Note on board games (I like it how the French call them “society games”) is you want to change some of the rules to make the games last less time, finish on time (children really need to learn how to finish what they start). Examples of this: when we played Trivial pursuit, we invented a rule where the first person to collect 10 “cheeses” or “pieces” wins. Or could be 15. For Monopoly, we changed the rules to one where you pay a fixed price if you land on my “house” and where we can “negotiate freely” when we want to sell a house.

You then put the kids to bed. Now you can read the papers, catch up with all the activities you need peace and quiet for.

Note: all this socializing, if repeated daily, usually forms the following habits among kids:

-They learn how to focus

-They learn how to finish what they start

-They learn how to “control their impulses” and avoid eating compulsively and so on.

Every now and then, members of the “community” should visit (or you visit them) with the kids.

Big mistake: leaving the kids out of the community. If you are constantly invited to places and that the kids are never invited, the kids could have this sense and feeling that “my parents are ashamed of me.” So an occasional evening out without the kids is OK. But every single evening, or every other evening, going to parties, and the kids are not invited. Or you invite people over and lock the kids in their rooms. Not good.

The best gifts you could give kids and teenagers. A smartphone? No.

-Subscriptions to kids and teenager magazines.

-Kids and teenager books.

-A puzzle

-Anything they can collect (collectable items are fun, and will teach them discipline)
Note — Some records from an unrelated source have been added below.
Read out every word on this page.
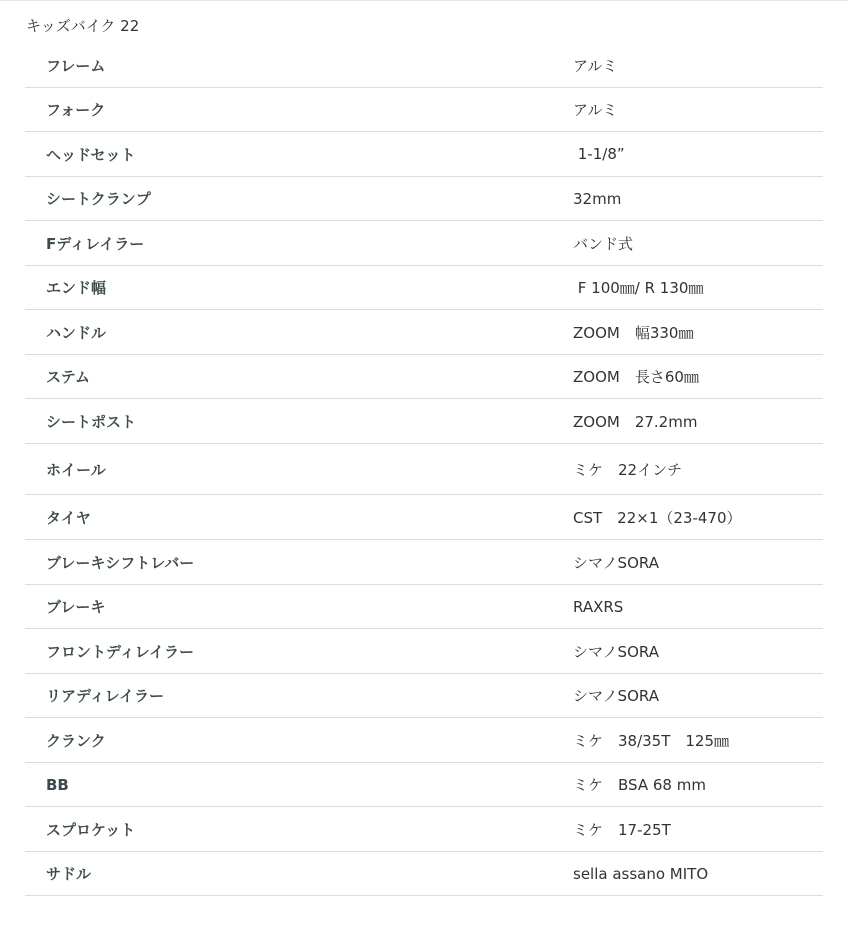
キッズバイク 22
フレーム	アルミ
フォーク	アルミ
ヘッドセット	1-1/8”
シートクランプ	32mm
Fディレイラー	バンド式
エンド幅	F 100㎜/ R 130㎜
ハンドル	ZOOM　幅330㎜
ステム	ZOOM　長さ60㎜
シートポスト	ZOOM　27.2mm
ホイール	ミケ　22インチ
タイヤ	CST　22×1（23-470）
ブレーキシフトレバー	シマノSORA
ブレーキ	RAXRS
フロントディレイラー	シマノSORA
リアディレイラー	シマノSORA
クランク	ミケ　38/35T　125㎜
BB	ミケ　BSA 68 mm
スプロケット	ミケ　17-25T
サドル	sella assano MITO
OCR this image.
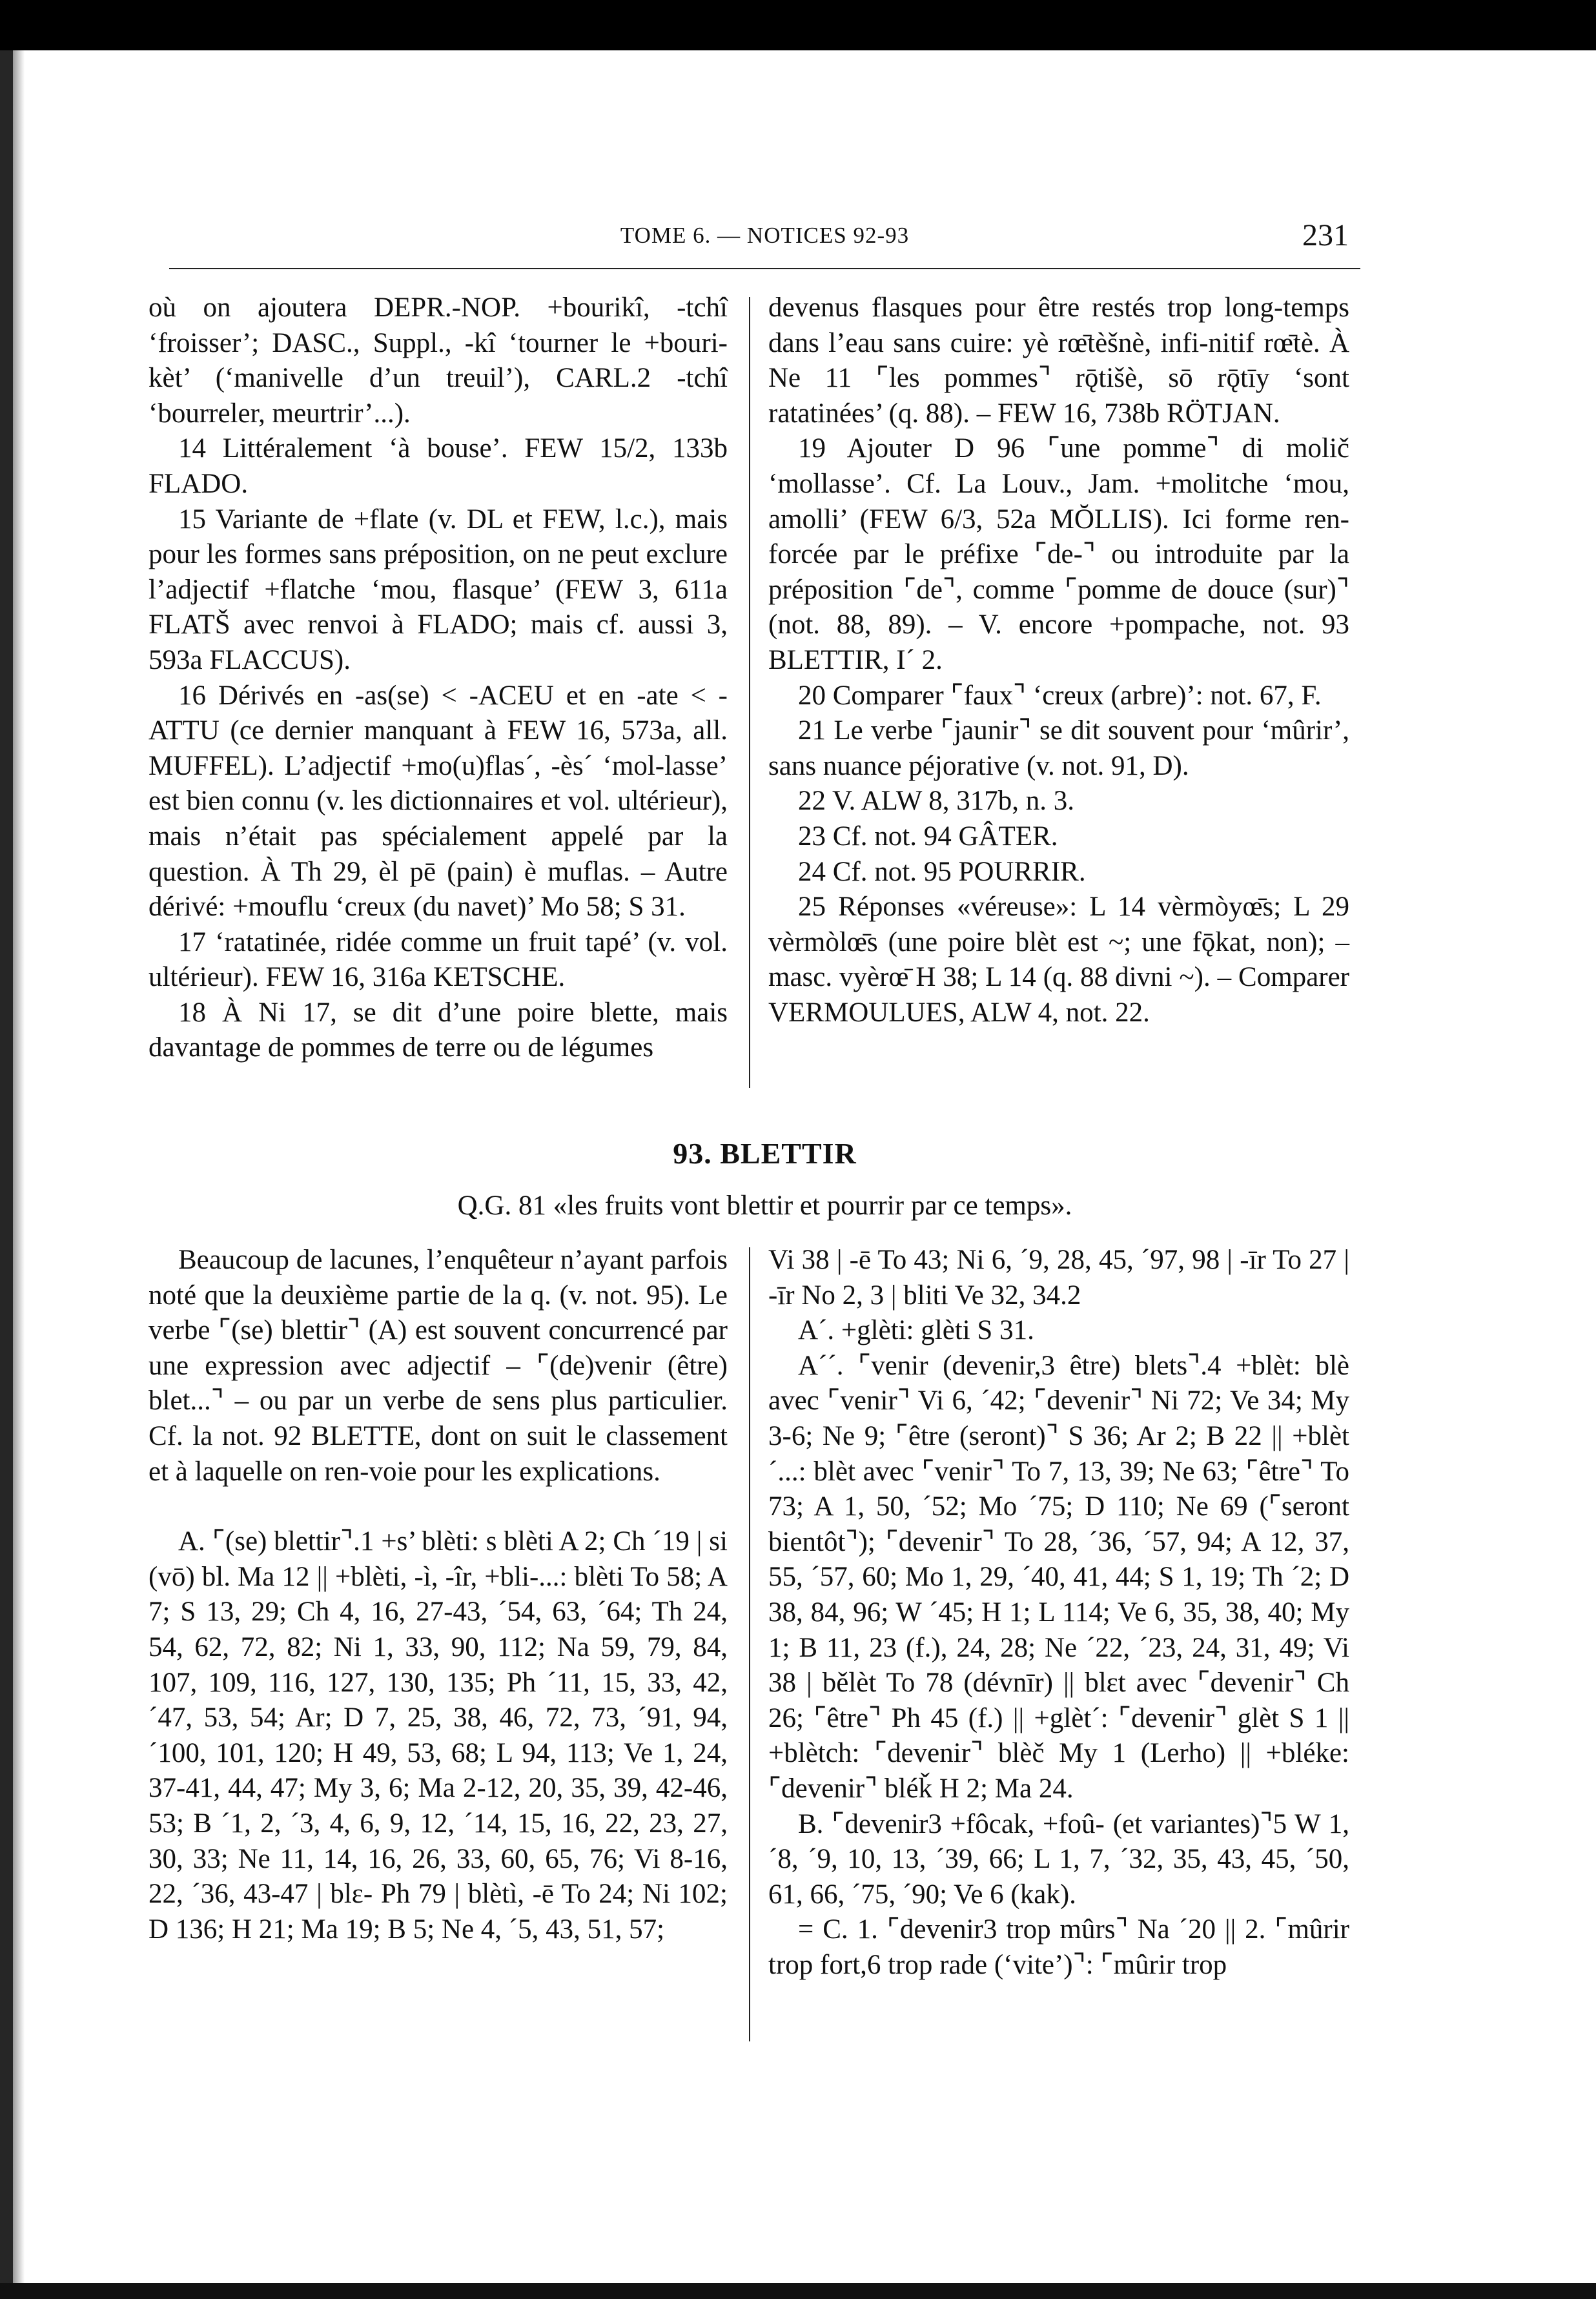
TOME 6. — NOTICES 92-93	231

où on ajoutera DEPR.-NOP. +bourikî, -tchî ‘froisser’; DASC., Suppl., -kî ‘tourner le +bouri-kèt’ (‘manivelle d’un treuil’), CARL.2 -tchî ‘bourreler, meurtrir’...).

14 Littéralement ‘à bouse’. FEW 15/2, 133b FLADO.

15 Variante de +flate (v. DL et FEW, l.c.), mais pour les formes sans préposition, on ne peut exclure l’adjectif +flatche ‘mou, flasque’ (FEW 3, 611a FLATŠ avec renvoi à FLADO; mais cf. aussi 3, 593a FLACCUS).

16 Dérivés en -as(se) < -ACEU et en -ate < -ATTU (ce dernier manquant à FEW 16, 573a, all. MUFFEL). L’adjectif +mo(u)flas´, -ès´ ‘mol-lasse’ est bien connu (v. les dictionnaires et vol. ultérieur), mais n’était pas spécialement appelé par la question. À Th 29, èl pē (pain) è muflas. – Autre dérivé: +mouflu ‘creux (du navet)’ Mo 58; S 31.

17 ‘ratatinée, ridée comme un fruit tapé’ (v. vol. ultérieur). FEW 16, 316a KETSCHE.

18 À Ni 17, se dit d’une poire blette, mais davantage de pommes de terre ou de légumes

devenus flasques pour être restés trop long-temps dans l’eau sans cuire: yè rœ̄tèšnè, infi-nitif rœ̄tè. À Ne 11 ⌜les pommes⌝ rǭtišè, sō rǭtīy ‘sont ratatinées’ (q. 88). – FEW 16, 738b RÖTJAN.

19 Ajouter D 96 ⌜une pomme⌝ di molič ‘mollasse’. Cf. La Louv., Jam. +molitche ‘mou, amolli’ (FEW 6/3, 52a MŎLLIS). Ici forme ren-forcée par le préfixe ⌜de-⌝ ou introduite par la préposition ⌜de⌝, comme ⌜pomme de douce (sur)⌝ (not. 88, 89). – V. encore +pompache, not. 93 BLETTIR, I´ 2.

20 Comparer ⌜faux⌝ ‘creux (arbre)’: not. 67, F.

21 Le verbe ⌜jaunir⌝ se dit souvent pour ‘mûrir’, sans nuance péjorative (v. not. 91, D).

22 V. ALW 8, 317b, n. 3.

23 Cf. not. 94 GÂTER.

24 Cf. not. 95 POURRIR.

25 Réponses «véreuse»: L 14 vèrmòyœ̄s; L 29 vèrmòlœ̄s (une poire blèt est ~; une fǭkat, non); – masc. vyèrœ̄ H 38; L 14 (q. 88 divni ~). – Comparer VERMOULUES, ALW 4, not. 22.

93. BLETTIR
Q.G. 81 «les fruits vont blettir et pourrir par ce temps».

Beaucoup de lacunes, l’enquêteur n’ayant parfois noté que la deuxième partie de la q. (v. not. 95). Le verbe ⌜(se) blettir⌝ (A) est souvent concurrencé par une expression avec adjectif – ⌜(de)venir (être) blet...⌝ – ou par un verbe de sens plus particulier. Cf. la not. 92 BLETTE, dont on suit le classement et à laquelle on ren-voie pour les explications.

A. ⌜(se) blettir⌝.1 +s’ blèti: s blèti A 2; Ch ´19 | si (vō) bl. Ma 12 || +blèti, -ì, -îr, +bli-...: blèti To 58; A 7; S 13, 29; Ch 4, 16, 27-43, ´54, 63, ´64; Th 24, 54, 62, 72, 82; Ni 1, 33, 90, 112; Na 59, 79, 84, 107, 109, 116, 127, 130, 135; Ph ´11, 15, 33, 42, ´47, 53, 54; Ar; D 7, 25, 38, 46, 72, 73, ´91, 94, ´100, 101, 120; H 49, 53, 68; L 94, 113; Ve 1, 24, 37-41, 44, 47; My 3, 6; Ma 2-12, 20, 35, 39, 42-46, 53; B ´1, 2, ´3, 4, 6, 9, 12, ´14, 15, 16, 22, 23, 27, 30, 33; Ne 11, 14, 16, 26, 33, 60, 65, 76; Vi 8-16, 22, ´36, 43-47 | blɛ- Ph 79 | blètì, -ē To 24; Ni 102; D 136; H 21; Ma 19; B 5; Ne 4, ´5, 43, 51, 57;

Vi 38 | -ē To 43; Ni 6, ´9, 28, 45, ´97, 98 | -īr To 27 | -īr No 2, 3 | bliti Ve 32, 34.2

A´. +glèti: glèti S 31.

A´´. ⌜venir (devenir,3 être) blets⌝.4 +blèt: blè avec ⌜venir⌝ Vi 6, ´42; ⌜devenir⌝ Ni 72; Ve 34; My 3-6; Ne 9; ⌜être (seront)⌝ S 36; Ar 2; B 22 || +blèt´...: blèt avec ⌜venir⌝ To 7, 13, 39; Ne 63; ⌜être⌝ To 73; A 1, 50, ´52; Mo ´75; D 110; Ne 69 (⌜seront bientôt⌝); ⌜devenir⌝ To 28, ´36, ´57, 94; A 12, 37, 55, ´57, 60; Mo 1, 29, ´40, 41, 44; S 1, 19; Th ´2; D 38, 84, 96; W ´45; H 1; L 114; Ve 6, 35, 38, 40; My 1; B 11, 23 (f.), 24, 28; Ne ´22, ´23, 24, 31, 49; Vi 38 | bělèt To 78 (dévnīr) || blɛt avec ⌜devenir⌝ Ch 26; ⌜être⌝ Ph 45 (f.) || +glèt´: ⌜devenir⌝ glèt S 1 || +blètch: ⌜devenir⌝ blèč My 1 (Lerho) || +bléke: ⌜devenir⌝ bléǩ H 2; Ma 24.

B. ⌜devenir3 +fôcak, +foû- (et variantes)⌝5 W 1, ´8, ´9, 10, 13, ´39, 66; L 1, 7, ´32, 35, 43, 45, ´50, 61, 66, ´75, ´90; Ve 6 (kak).

= C. 1. ⌜devenir3 trop mûrs⌝ Na ´20 || 2. ⌜mûrir trop fort,6 trop rade (‘vite’)⌝: ⌜mûrir trop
-Anything they can assemble

-Board games make for great gifts

-Any technology other than a smartphone (Digital camera, good. Digital camcorder, good. Printer, good. EBook reader, good, but make sure you get them one that doesn't break easily!).

Teenagers, their friends and the community. I'll finish with this. Being the members of a community will tend to help teenagers self-regulate. Teenagers tend to be curious, and wouldn't mind trying out that marijuana, e-cigarette, or worse. Teenagers come up with strange ideas when it comes to games.

A lot of parents tend to “set their teenagers free” that is no longer check homework, no longer eat dinner together, no longer play games after dinner. In my personal experience, and from what I observed, this is not good.

Forming good habits among teenagers, including “supervised homework” and eating dinner together, and they'll keep those lifelong habits. Plus, keep in mind that if your kids get a job, their boss will be supervising them. When teenagers are “completely free” they tend to be uncomfortable being bossed around in adult life, thus adults quitting jobs frequently, cutting corners, gambling and playing the lottery as their only hope to strike it rich and so on.

If teenagers misbehave: ask the why. Don't ground them or yell at them. Ask them why they did that. Once they give you a clear enough reason, they tend to automatically figure out that what they did was wrong, and rarely do the same mistake twice. You hit your brother? Why? You left the house without notice? Why? You stole money from you parents' wallet? Why?  

Bonus: teaching kids about how to spend money wisely. If your kid can get a job in middle school or high school, even if it's just on Sundays, or during the summer for a month, or anything, they will learn a great deal about the efforts it takes to make money. So I would encourage teenagers to “work for their pocket money” not because I'm “cheap” or “mean” but because it will teach them the following:

-It's difficult to make money!

-It usually teaches them how to spend their pocket money responsibly. A lot of times they will need a few months before being able to budget properly.

-Finally: in many cases, teenagers who work tend to get almost as much respect as the high school football team captain.

-And of course, it teaches them responsibility, grit, helps them think about the economy, about society, helps them become more self-conscious and so on. In sum, it teaches them a lot of lessons no book could teach them. Helps write better essays, get better grades and so on, provided they also do their homework.